I still find it disturbing and unsettling, no matter how many times I attend someone in their last months, weeks and days. Dying is such an unknown, and so brutally complete. There can be no encores - at least not in this world. I wonder how the person feels, and if they are afraid. I wonder if they wish they were well enough for just one more stroll along the sand, just one more lazy afternoon devouring a thick novel, just one more animated, wine-fuelled, late-night debate with family or friends.
I'm not sure whether it is coincidental, but my last two terminally-ill patients have seemed, to me, quite withdrawn and distant. Almost emotionless. I asked each lady how they were feeling, mood-wise. Each replied calmly that they had 'come to terms' with their situation. Yet, to me, it felt like more than 'coming to terms' - to me it seemed more like a slow 'checking out'. We discussed their wishes for their last days of life as if we were discussing a grocery list.

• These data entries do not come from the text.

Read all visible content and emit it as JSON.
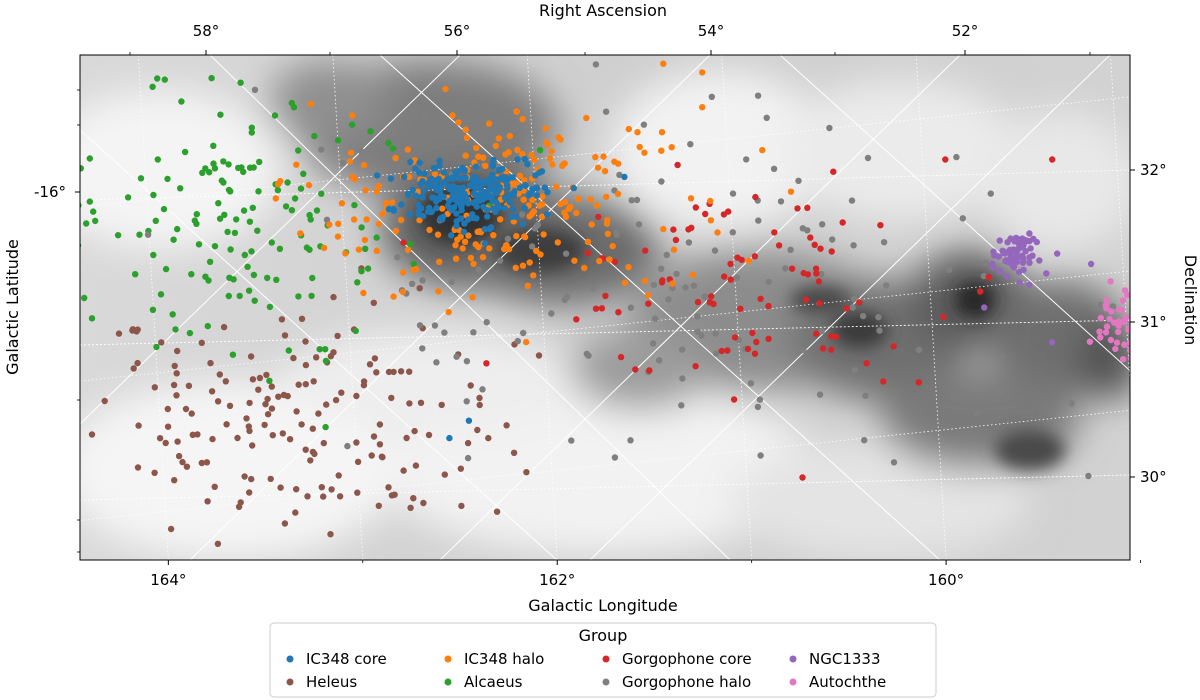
{
  "chart_data": {
    "type": "scatter",
    "title": "",
    "top_axis": {
      "label": "Right Ascension",
      "ticks": [
        {
          "value": 58,
          "label": "58°"
        },
        {
          "value": 56,
          "label": "56°"
        },
        {
          "value": 54,
          "label": "54°"
        },
        {
          "value": 52,
          "label": "52°"
        }
      ]
    },
    "bottom_axis": {
      "label": "Galactic Longitude",
      "ticks": [
        {
          "value": 164,
          "label": "164°"
        },
        {
          "value": 162,
          "label": "162°"
        },
        {
          "value": 160,
          "label": "160°"
        }
      ]
    },
    "left_axis": {
      "label": "Galactic Latitude",
      "ticks": [
        {
          "value": -16,
          "label": "-16°"
        }
      ]
    },
    "right_axis": {
      "label": "Declination",
      "ticks": [
        {
          "value": 32,
          "label": "32°"
        },
        {
          "value": 31,
          "label": "31°"
        },
        {
          "value": 30,
          "label": "30°"
        }
      ]
    },
    "xlim": [
      164.3,
      158.9
    ],
    "ylim": [
      -18.2,
      -15.3
    ],
    "grid": true,
    "background": "grayscale dust extinction map",
    "legend": {
      "title": "Group",
      "placement": "bottom-center"
    },
    "series": [
      {
        "name": "IC348 core",
        "color": "#1f77b4",
        "center": [
          162.3,
          -16.1
        ],
        "spread": [
          0.18,
          0.09
        ],
        "count": 230,
        "points": [
          [
            161.5,
            -16.0
          ],
          [
            162.4,
            -17.5
          ],
          [
            162.3,
            -17.4
          ],
          [
            162.05,
            -15.9
          ]
        ]
      },
      {
        "name": "IC348 halo",
        "color": "#ff7f0e",
        "center": [
          162.1,
          -16.15
        ],
        "spread": [
          0.5,
          0.28
        ],
        "count": 230,
        "points": [
          [
            161.3,
            -15.35
          ],
          [
            161.1,
            -15.4
          ],
          [
            161.1,
            -15.6
          ],
          [
            161.3,
            -16.3
          ],
          [
            162.9,
            -16.0
          ]
        ]
      },
      {
        "name": "Gorgophone core",
        "color": "#d62728",
        "center": [
          160.9,
          -16.6
        ],
        "spread": [
          0.55,
          0.28
        ],
        "count": 85,
        "points": [
          [
            159.85,
            -15.9
          ],
          [
            159.3,
            -15.9
          ],
          [
            160.5,
            -16.6
          ],
          [
            160.8,
            -16.7
          ],
          [
            161.0,
            -17.0
          ]
        ]
      },
      {
        "name": "Gorgophone halo",
        "color": "#7f7f7f",
        "center": [
          161.3,
          -16.7
        ],
        "spread": [
          1.1,
          0.55
        ],
        "count": 150,
        "points": [
          [
            163.4,
            -15.5
          ],
          [
            159.2,
            -17.3
          ],
          [
            160.8,
            -17.6
          ],
          [
            161.4,
            -15.7
          ]
        ]
      },
      {
        "name": "Heleus",
        "color": "#8c564b",
        "center": [
          163.2,
          -17.4
        ],
        "spread": [
          0.55,
          0.35
        ],
        "count": 170,
        "points": [
          [
            163.8,
            -17.0
          ],
          [
            162.8,
            -17.6
          ],
          [
            162.2,
            -17.5
          ],
          [
            162.6,
            -17.9
          ]
        ]
      },
      {
        "name": "Alcaeus",
        "color": "#2ca02c",
        "center": [
          163.5,
          -16.25
        ],
        "spread": [
          0.45,
          0.35
        ],
        "count": 150,
        "points": [
          [
            163.8,
            -16.3
          ],
          [
            163.9,
            -15.9
          ],
          [
            163.2,
            -15.6
          ],
          [
            162.9,
            -15.7
          ]
        ]
      },
      {
        "name": "NGC1333",
        "color": "#9467bd",
        "center": [
          159.5,
          -16.45
        ],
        "spread": [
          0.06,
          0.06
        ],
        "count": 70,
        "points": [
          [
            159.1,
            -16.5
          ],
          [
            159.65,
            -16.75
          ],
          [
            159.3,
            -16.95
          ]
        ]
      },
      {
        "name": "Autochthe",
        "color": "#e377c2",
        "center": [
          158.95,
          -16.85
        ],
        "spread": [
          0.06,
          0.09
        ],
        "count": 35,
        "points": [
          [
            159.0,
            -16.6
          ],
          [
            158.9,
            -16.95
          ]
        ]
      }
    ]
  }
}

It was in this strange atmosphere of disconnected emotions that I visited 'Mrs E' yesterday. She lives alone in a small retirement village unit. She was sitting patiently and uncomfortably on a seat near the front door. Her arms & legs have wasted even more since I saw her last week. Her eyes and skin are turning a delicate lemon yellow. And when I felt her abdomen.... suffice it to say the distortion of her internal organs filled me with horror at the time, and brings tears to my eyes to recall it now.
We sat and talked about her discomforts, and made plans to relieve her symptoms as best we could. Arrangements for assistance in home and personal care were confirmed. I lightly stroked her swollen feet as we discussed the fluid retention - not because it would help, but because I wondered if anyone ever touches her poor puffy feet. Mrs E earnestly discussed a new medication, and mentioned troubles with her phone. And the enormous elephant, the subject of Mrs E's impending death, stood in the centre of the room. We both leaned to look around the elephant and continued to discuss nursing visits.
I know there is a cycle of life and death. I know that Mrs E is an elderly lady, and that this is the inevitable conclusion to her life. I know that she is wiser than I am, and I do believe she is accepting of the fact that she will not live to see winter. And yet her bony arms make me want to weep.